Гость пробыл у Наруза Ахмеда до сумерек. Уходя, он оставил адрес своей квартиры и пачку кредиток.

 

 

Знаменитый тегеранский базар называют торжест­венно «Эмир».

Тегеранский базар – это хаотическое нагромождение построек, связанных между собой сложным лабиринтом крытых коридоров, улочек и переулков, в которых лепятся друг к другу магазины с яркими витринами, лавки с глухим фасадом, ларьки, киоски, навесы, чай­ханы, ошханы, парикмахерские и ремесленные мастер­ские.

«Эмир» – это хаос всевозможных звуков. В воздухе стоит неумолчный гул: кудахчут куры, которых несут связанными попарно, вниз головой, на коромыслах; предсмертно блеют овцы, над которыми занесен неумо­лимый нож мясника; ревут равнодушные ко всему окружающему ослы; протяжно мычат буйволы; задорно ржут лошади; разноголосо поют птицы в клетках, разве­шанных на стенах лавок. В этот хор вплетается гром мо­лотков и кувалд о наковальни, где на глазах заказчика производится любая поковка; унылое завывание слеп­цов, бредущих цепочкой и нащупывающих дорогу суко­ватыми посохами; гортанные выкрики зазывал, торга­шей, водоносов и лоточников с подносами и корзинками на головах. Все это перекрывает звон медной и глиня­ной посуды и грохот допотопных колымаг по мостовой. Слитный людской говор и пение бродячих дервишей составляют неумолчный аккомпанемент всему этому оглушительному оркестру.
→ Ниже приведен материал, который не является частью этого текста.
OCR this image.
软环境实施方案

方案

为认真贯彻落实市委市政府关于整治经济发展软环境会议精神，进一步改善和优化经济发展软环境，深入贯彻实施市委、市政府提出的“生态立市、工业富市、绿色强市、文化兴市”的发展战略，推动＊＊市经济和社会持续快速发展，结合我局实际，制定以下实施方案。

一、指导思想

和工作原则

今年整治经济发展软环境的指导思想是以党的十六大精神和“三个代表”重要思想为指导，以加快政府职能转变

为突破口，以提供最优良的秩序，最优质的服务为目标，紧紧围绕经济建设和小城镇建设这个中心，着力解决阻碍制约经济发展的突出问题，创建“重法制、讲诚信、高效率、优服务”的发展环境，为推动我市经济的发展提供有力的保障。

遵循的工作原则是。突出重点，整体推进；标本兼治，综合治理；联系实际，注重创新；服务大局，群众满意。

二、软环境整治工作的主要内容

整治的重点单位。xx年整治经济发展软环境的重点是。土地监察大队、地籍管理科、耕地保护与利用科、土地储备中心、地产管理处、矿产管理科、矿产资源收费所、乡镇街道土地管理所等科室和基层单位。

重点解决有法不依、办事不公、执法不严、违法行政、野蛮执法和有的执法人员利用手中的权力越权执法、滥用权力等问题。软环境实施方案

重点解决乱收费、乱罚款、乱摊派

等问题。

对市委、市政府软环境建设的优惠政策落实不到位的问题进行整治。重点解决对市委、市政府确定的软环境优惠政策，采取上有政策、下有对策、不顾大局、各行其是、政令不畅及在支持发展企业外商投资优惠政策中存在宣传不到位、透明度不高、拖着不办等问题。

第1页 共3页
«Эмир» – это смешение запахов перца, подгорающе­го лука, чадною дыма горнов, аромата свежеиспеченных лавашей и лепешек, горячего пара из котлов с кипящей похлебкой или пловом, зажаренного шашлыка, суше­ных и свежих фруктов, невыделанной кожи, пота живот­ных; смесь запахов острых, ароматных, пряных, раздра­жающих и дурманящих.

Наконец «Эмир» – это людское столпотворение. Здесь бродят курды и таджики, арабы и туркмены, аф­ганцы и турки, армяне и евреи, азербайджанцы и луры, иранцы и узбеки.
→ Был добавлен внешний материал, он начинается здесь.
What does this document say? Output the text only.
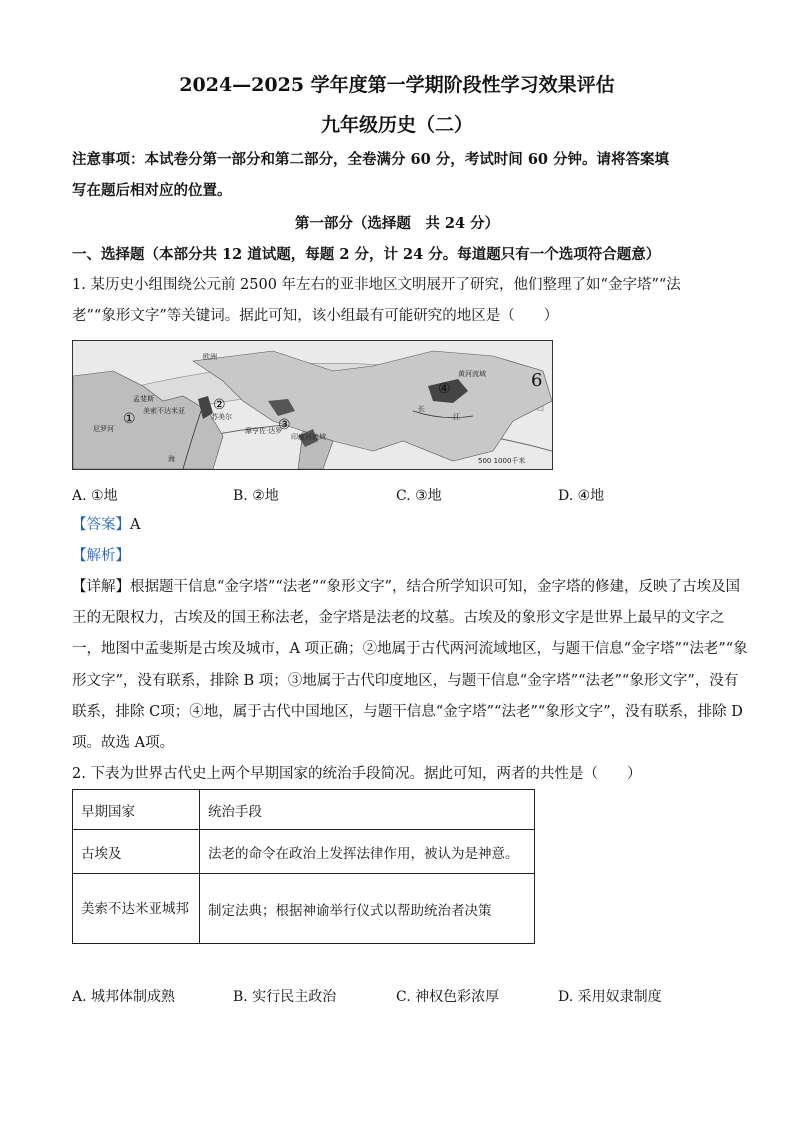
2024—2025 学年度第一学期阶段性学习效果评估
九年级历史（二）
注意事项：本试卷分第一部分和第二部分，全卷满分 60 分，考试时间 60 分钟。请将答案填
写在题后相对应的位置。
第一部分（选择题　共 24 分）
一、选择题（本部分共 12 道试题，每题 2 分，计 24 分。每道题只有一个选项符合题意）
1. 某历史小组围绕公元前 2500 年左右的亚非地区文明展开了研究，他们整理了如“金字塔”“法
老”“象形文字”等关键词。据此可知，该小组最有可能研究的地区是（　　）
①
②
③
④
欧洲
孟斐斯
美索不达米亚
苏美尔
尼罗河
印度河流域
摩亨佐·达罗
黄河流域
长
江
海	500 1000千米
6
A. ①地	B. ②地	C. ③地	D. ④地
【答案】A
【解析】
【详解】根据题干信息“金字塔”“法老”“象形文字”，结合所学知识可知，金字塔的修建，反映了古埃及国
王的无限权力，古埃及的国王称法老，金字塔是法老的坟墓。古埃及的象形文字是世界上最早的文字之
一，地图中孟斐斯是古埃及城市，A 项正确；②地属于古代两河流域地区，与题干信息“金字塔”“法老”“象
形文字”，没有联系，排除 B 项；③地属于古代印度地区，与题干信息“金字塔”“法老”“象形文字”，没有
联系，排除 C项；④地，属于古代中国地区，与题干信息“金字塔”“法老”“象形文字”，没有联系，排除 D
项。故选 A项。
2. 下表为世界古代史上两个早期国家的统治手段简况。据此可知，两者的共性是（　　）
早期国家	统治手段
古埃及	法老的命令在政治上发挥法律作用，被认为是神意。
美索不达米亚城邦	制定法典；根据神谕举行仪式以帮助统治者决策
A. 城邦体制成熟	B. 实行民主政治	C. 神权色彩浓厚	D. 采用奴隶制度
Звучит разноплеменная речь. Мелькают разноцвет­ные халаты, пышные чалмы, высокие башнеподобные тюрбаны, вышитые золотом тюбетейки, лохматые овчин­ные папахи, широкополые и островерхие войлочные и обычные фетровые шляпы, красные фески с черными кистями, отороченные мехом малахаи...

Закутанные в прозрачные и легкие покрывала, мягко плывут женщины.
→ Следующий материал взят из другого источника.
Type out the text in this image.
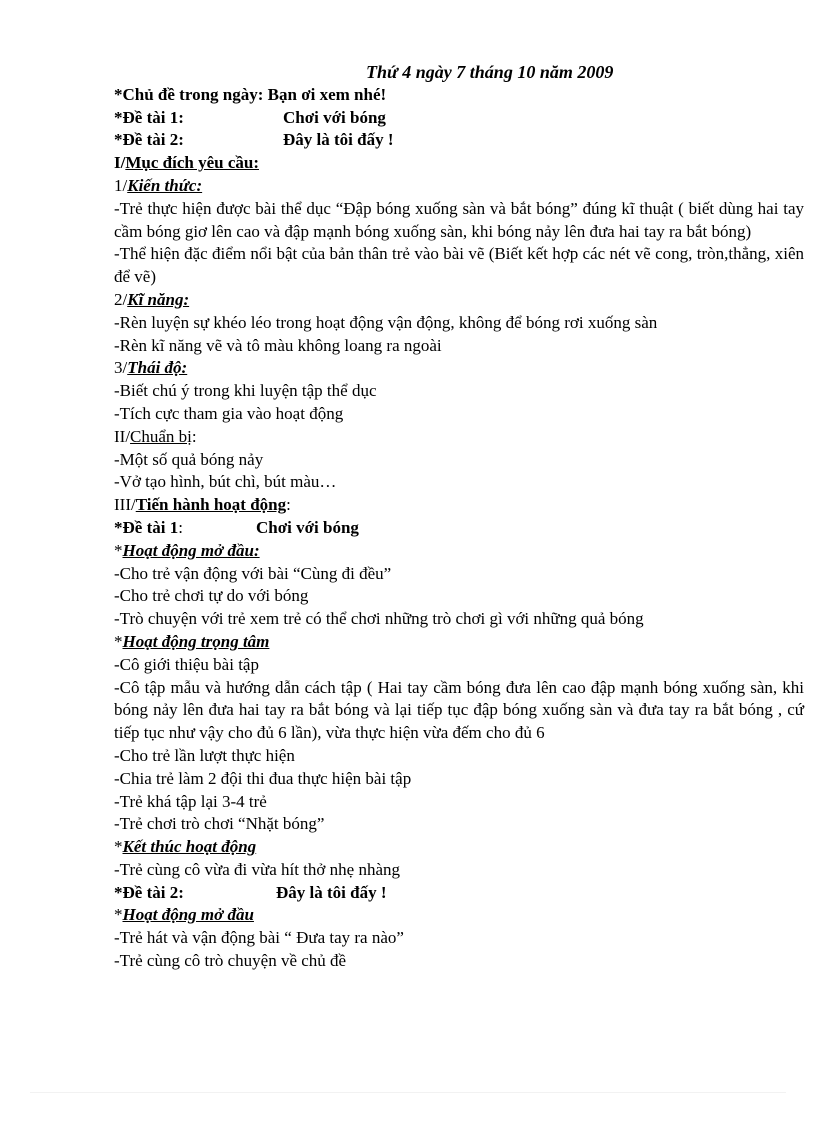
Thứ 4 ngày 7 tháng 10 năm 2009
*Chủ đề trong ngày: Bạn ơi xem nhé!
*Đề tài 1:	Chơi với bóng
*Đề tài 2:	Đây là tôi đấy !
I/Mục đích yêu cầu:
1/Kiến thức:
-Trẻ thực hiện được bài thể dục “Đập bóng xuống sàn và bắt bóng” đúng kĩ thuật ( biết dùng hai tay cầm bóng giơ lên cao và đập mạnh bóng xuống sàn, khi bóng nảy lên đưa hai tay ra bắt bóng)
-Thể hiện đặc điểm nổi bật của bản thân trẻ vào bài vẽ (Biết kết hợp các nét vẽ cong, tròn,thẳng, xiên để vẽ)
2/Kĩ năng:
-Rèn luyện sự khéo léo trong hoạt động vận động, không để bóng rơi xuống sàn
-Rèn kĩ năng vẽ và tô màu không loang ra ngoài
3/Thái độ:
-Biết chú ý trong khi luyện tập thể dục
-Tích cực tham gia vào hoạt động
II/Chuẩn bị:
-Một số quả bóng nảy
-Vở tạo hình, bút chì, bút màu…
III/Tiến hành hoạt động:
*Đề tài 1:	Chơi với bóng
*Hoạt động mở đầu:
-Cho trẻ vận động với bài “Cùng đi đều”
-Cho trẻ chơi tự do với bóng
-Trò chuyện với trẻ xem trẻ có thể chơi những trò chơi gì với những quả bóng
*Hoạt động trọng tâm
-Cô giới thiệu bài tập
-Cô tập mẫu và hướng dẫn cách tập ( Hai tay cầm bóng đưa lên cao đập mạnh bóng xuống sàn, khi bóng nảy lên đưa hai tay ra bắt bóng và lại tiếp tục đập bóng xuống sàn và đưa tay ra bắt bóng , cứ tiếp tục như vậy cho đủ 6 lần), vừa thực hiện vừa đếm cho đủ 6
-Cho trẻ lần lượt thực hiện
-Chia trẻ làm 2 đội thi đua thực hiện bài tập
-Trẻ khá tập lại 3-4 trẻ
-Trẻ chơi trò chơi “Nhặt bóng”
*Kết thúc hoạt động
-Trẻ cùng cô vừa đi vừa hít thở nhẹ nhàng
*Đề tài 2:	Đây là tôi đấy !
*Hoạt động mở đầu
-Trẻ hát và vận động bài “ Đưa tay ra nào”
-Trẻ cùng cô trò chuyện về chủ đề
На базаре можно сытно поесть – и остаться голод­ным, постричься и побриться, выдернуть зуб и сшить одежду, подковать лошадь и нанять батрака, накурить­ся терьяка[16] и отвести душу в беседе, встретить знакомо­го, которого не видел бог весть сколько, и купить все, что пожелаешь.

При этом в лавке, торгующей скобяными товарами и конской сбруей, усыпанной стеклярусом и медными побрякушками, покупатель может обнаружить очки с цейсовскими стеклами; в парикмахерской – шелковые иноземные чулки с модной пяткой; в парфюмерном магазине – сметану или какой-либо другой молочный продукт; в галантерейном ларьке – овес и ячмень; в булоч­ной наряду с лавашем и лепешкой – курительный табак и отрез шерсти на костюм; в книжном развале под парусиновым навесом – дратву, смолу, шило, сыромят­ную кожу и все, что нужно сапожнику; в пошивочной мастерской – соловья, канарейку или попугая; в чай­хане или ошхане – плащ из звериной шкуры.

Таков знаменитый «Эмир», тегеранский базар.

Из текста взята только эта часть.